Perdido en una isla al sur del Atlántico

- Nicolás Cassese

¿Por qué viajar a Malvinas? Hay que decir que el paisaje de Puerto Argentino es más bien básico. Son unos 2000 habitantes distribuid­os en casas pintoresca­s y simples. De un lado los circunda una bahía ventosa; del otro, una estepa más ventosa y apenas interrumpi­da por montes sin demasiada gracia. La oferta gastronómi­ca y hotelera es prolija, pero escasa. Sin embargo, hay una sensación de estar cerca del Fin del Mundo, perdido en una isla al sur del Atlántico, que genera cierto morbo. Y está la guerra, claro. Las señales del conflicto armado están por todos lados. En la hostilidad de muchos malvinense­s, en el pequeño museo del pueblo y en los restos de trincheras abandonado­s a pocos kilómetros del casco urbano.

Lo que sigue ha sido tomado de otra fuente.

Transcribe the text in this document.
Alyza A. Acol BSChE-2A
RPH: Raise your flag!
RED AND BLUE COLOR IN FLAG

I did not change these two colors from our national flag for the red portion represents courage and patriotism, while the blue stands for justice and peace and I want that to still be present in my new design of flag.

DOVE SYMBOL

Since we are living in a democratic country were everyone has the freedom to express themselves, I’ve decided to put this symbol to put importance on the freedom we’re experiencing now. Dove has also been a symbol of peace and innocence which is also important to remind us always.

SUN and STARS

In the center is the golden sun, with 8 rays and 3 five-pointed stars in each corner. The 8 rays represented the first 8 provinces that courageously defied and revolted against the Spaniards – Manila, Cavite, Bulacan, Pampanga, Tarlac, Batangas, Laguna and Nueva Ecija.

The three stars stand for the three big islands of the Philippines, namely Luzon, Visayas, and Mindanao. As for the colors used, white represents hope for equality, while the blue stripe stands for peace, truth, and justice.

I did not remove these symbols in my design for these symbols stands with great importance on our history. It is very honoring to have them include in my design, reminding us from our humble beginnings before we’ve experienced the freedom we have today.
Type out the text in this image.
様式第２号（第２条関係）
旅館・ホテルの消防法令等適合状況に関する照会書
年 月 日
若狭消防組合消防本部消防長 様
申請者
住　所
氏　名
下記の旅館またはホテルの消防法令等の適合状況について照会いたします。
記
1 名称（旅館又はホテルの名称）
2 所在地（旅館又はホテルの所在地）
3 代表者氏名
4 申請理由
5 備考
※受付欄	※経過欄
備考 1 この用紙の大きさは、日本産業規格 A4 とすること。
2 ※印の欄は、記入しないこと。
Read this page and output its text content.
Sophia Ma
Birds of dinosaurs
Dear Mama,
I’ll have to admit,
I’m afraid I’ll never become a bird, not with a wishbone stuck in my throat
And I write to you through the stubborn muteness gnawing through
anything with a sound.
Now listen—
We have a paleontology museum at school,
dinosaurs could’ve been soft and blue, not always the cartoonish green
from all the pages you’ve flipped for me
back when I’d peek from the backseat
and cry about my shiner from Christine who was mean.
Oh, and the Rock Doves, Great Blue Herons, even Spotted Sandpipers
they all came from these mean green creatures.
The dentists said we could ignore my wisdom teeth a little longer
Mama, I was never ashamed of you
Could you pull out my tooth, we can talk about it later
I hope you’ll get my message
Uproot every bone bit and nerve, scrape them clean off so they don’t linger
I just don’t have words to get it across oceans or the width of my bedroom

Pero es fuera de Puerto Argentino donde las Malvinas ofrecen su mejor cara. Fui dos veces a las islas en coberturas para este diario (una en el 2000, la última hace un par de meses). En el primer viaje, tuvimos que ir a buscar a Guido Di Tella, el ex canciller argentino, a un islote donde se había refugiado antes de desembarca­r en la capital malvinense. Nos tomamos un pequeño avión bimotor rojo del servicio que une el archipiéla­go y aterrizamo­s en un fragmento de terreno más o menos plano que oficiaba de pista. Estábamos en Sea Lion Island, un pedazo de tierra con un container que hacías las veces de alojamient­o para un par de turistas y una gran playa donde retozaban al sol varias decenas de elefantes marinos en temporada de reproducci­ón. Los topetazos que se daban los machos en celo dejaban a ingleses y argentinos como nenes de jardín de infantes peleándose por una galletita.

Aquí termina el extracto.